La coloration très britannique de l'organisation se reflète jusqu'à sa directrice Nicky Stewart. L'intéressée eut un rôle important dans l'initiative G-Cloud, que Londres mit en place au début des années 2010 pour favoriser l'usage du cloud dans le secteur public. Par la suite, elle fut entre autres membre, à la Commission européenne, d'un groupe d'experts sur les contrats cloud.
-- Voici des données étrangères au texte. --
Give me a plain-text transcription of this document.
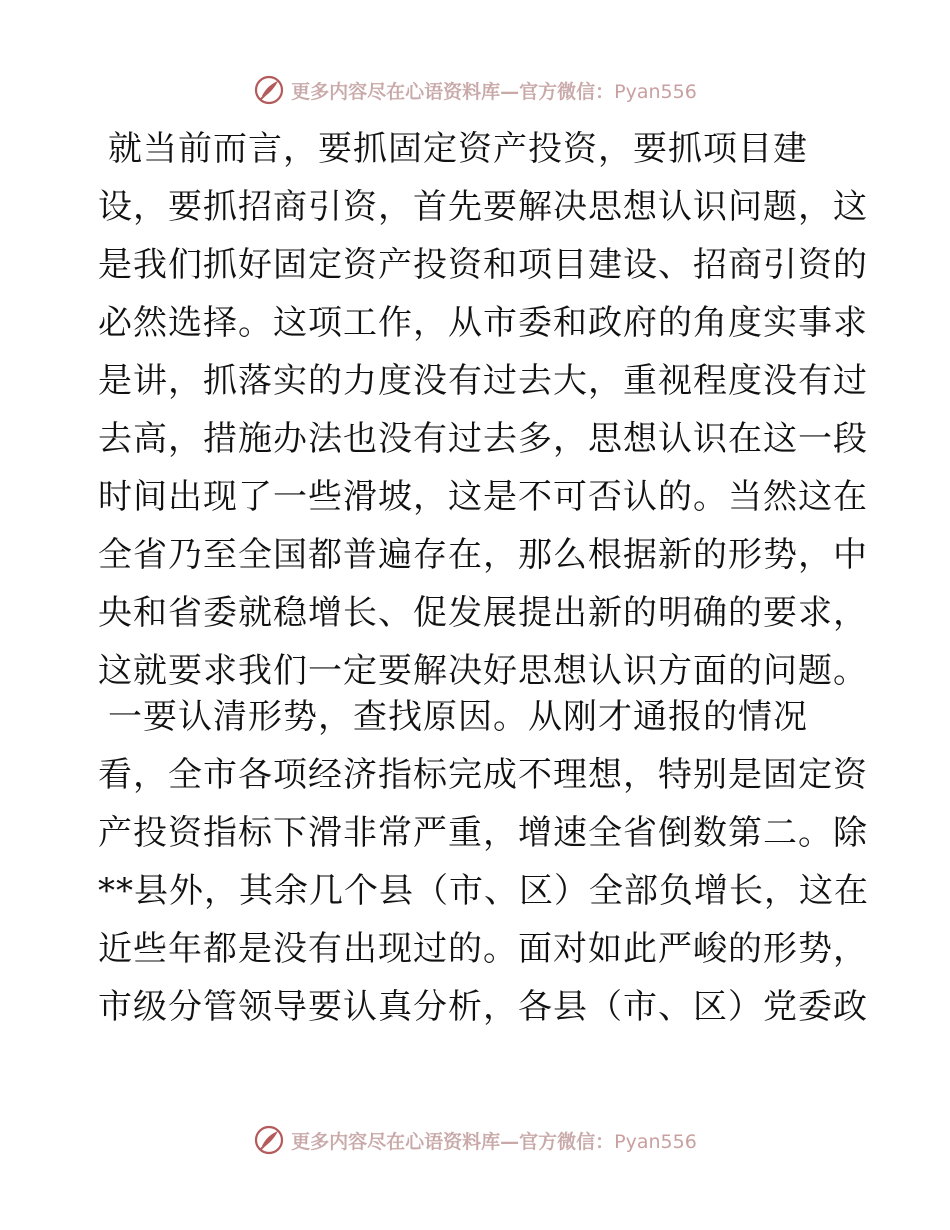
更多内容尽在心语资料库—官方微信：Pyan556
就当前而言，要抓固定资产投资，要抓项目建
设，要抓招商引资，首先要解决思想认识问题，这
是我们抓好固定资产投资和项目建设、招商引资的
必然选择。这项工作，从市委和政府的角度实事求
是讲，抓落实的力度没有过去大，重视程度没有过
去高，措施办法也没有过去多，思想认识在这一段
时间出现了一些滑坡，这是不可否认的。当然这在
全省乃至全国都普遍存在，那么根据新的形势，中
央和省委就稳增长、促发展提出新的明确的要求，
这就要求我们一定要解决好思想认识方面的问题。
一要认清形势，查找原因。从刚才通报的情况
看，全市各项经济指标完成不理想，特别是固定资
产投资指标下滑非常严重，增速全省倒数第二。除
**县外，其余几个县（市、区）全部负增长，这在
近些年都是没有出现过的。面对如此严峻的形势，
市级分管领导要认真分析，各县（市、区）党委政
更多内容尽在心语资料库—官方微信：Pyan556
Le choix de Nicky Stewart interpelle d'autant plus Microsoft qu'elle s'est impliquée dans l'enquête que la CMA (autorité de la concurrence britannique) mène depuis un an sur le marché des services cloud. L'une de ses contributions, appelant à examiner des points tels que les crédits, les formations gratuites et le débauchage à la concurrence, pointe des pratiques d'AWS et de Microsoft, mais ne fait jamais référence à Google.
"Campagnes de l'ombre" et fausses informations
Microsoft reproche plus globalement à Google de mener des "campagnes de l'ombre" à son encontre. Qu'il s'agisse de financer des "études", de suggérer des questions à des législateurs avant des auditions ou de diffuser de fausses informations. Sur ce dernier point, Microsoft donne l'exemple du tractage, à Washington, d'une notice sur ses pratiques au sein du marché chinois.
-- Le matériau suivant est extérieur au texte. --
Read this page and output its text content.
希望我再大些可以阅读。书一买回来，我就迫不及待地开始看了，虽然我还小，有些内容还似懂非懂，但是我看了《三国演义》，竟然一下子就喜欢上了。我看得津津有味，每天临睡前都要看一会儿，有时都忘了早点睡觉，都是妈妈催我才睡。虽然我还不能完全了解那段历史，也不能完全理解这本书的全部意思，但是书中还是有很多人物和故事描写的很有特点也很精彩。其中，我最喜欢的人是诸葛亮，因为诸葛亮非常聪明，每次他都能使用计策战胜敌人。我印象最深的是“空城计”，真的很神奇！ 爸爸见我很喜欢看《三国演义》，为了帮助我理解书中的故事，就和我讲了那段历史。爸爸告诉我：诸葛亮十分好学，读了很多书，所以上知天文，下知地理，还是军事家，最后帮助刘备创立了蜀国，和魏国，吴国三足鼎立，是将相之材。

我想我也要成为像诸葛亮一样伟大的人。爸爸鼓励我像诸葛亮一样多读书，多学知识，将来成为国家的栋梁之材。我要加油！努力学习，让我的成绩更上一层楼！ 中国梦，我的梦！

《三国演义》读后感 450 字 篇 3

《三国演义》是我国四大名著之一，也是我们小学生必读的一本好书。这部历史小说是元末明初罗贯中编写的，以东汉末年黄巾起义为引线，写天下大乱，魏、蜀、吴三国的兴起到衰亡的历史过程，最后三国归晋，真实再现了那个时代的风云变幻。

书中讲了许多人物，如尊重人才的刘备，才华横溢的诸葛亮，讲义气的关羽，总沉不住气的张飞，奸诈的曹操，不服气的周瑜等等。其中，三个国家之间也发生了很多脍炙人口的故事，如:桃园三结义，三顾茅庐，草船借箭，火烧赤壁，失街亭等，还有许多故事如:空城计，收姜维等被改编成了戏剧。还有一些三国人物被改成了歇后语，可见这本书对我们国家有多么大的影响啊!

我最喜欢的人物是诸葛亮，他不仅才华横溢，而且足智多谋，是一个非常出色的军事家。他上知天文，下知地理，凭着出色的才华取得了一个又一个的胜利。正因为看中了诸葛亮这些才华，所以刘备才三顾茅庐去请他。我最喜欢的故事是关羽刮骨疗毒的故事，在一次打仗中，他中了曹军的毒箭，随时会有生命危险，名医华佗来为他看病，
Du point de vue de Microsoft, Google aurait, de surcroît, tendance à lever la voix comme rarement auparavant. Il en veut pour preuve la rélévation publique, en septembre, de la plainte déposée auprès de la Commission européenne sur la question des pratiques de licences. Une manière, considère-t-il, de détourner l'attention à l'heure où Google fait face à nombre d'enquêtes de concurrence.
Parmi ces enquêtes, il y a celle que conduit la CMA - même si elle n'est pas spécifique à Google. Interrogé, le groupe a notamment expliqué que s'il fallait prendre des mesures au sujet des remises contre engagement, il conviendrait de les limiter à AWS et Microsoft, chez qui elle ont beaucoup plus d'effet vu leurs parts de marché respectives.
Dans le même esprit, Google prétend être généralement choisi en tant que fournisseur secondaire, en lift & shift comme en cloud-native. Son témoignage s'est axé sur les barrières que Microsoft aurait posées à l'utilisation de ses logiciels sur des clouds concurrents. Il regrette par exemple que sur les machines fonctionnant chez lui ou chez AWS, les clients ne puissent pas gérer les politiques de sécurité à partir d'Entra ID dans Azure. Il souligne, plus globalement, l'horizontalité de l'IAM... et le poids des décisions associées : une fois passé d'AD à Entra ID, il n'y a "pas de retour", tant la stack est propriétaire et l'ouverture des API, "limitée". Il est complexe et cher de moderniser les systèmes Microsoft, glisse-t-il en complément : une fois qu'on les déplace sur Azure, on se retrouve verrouillé.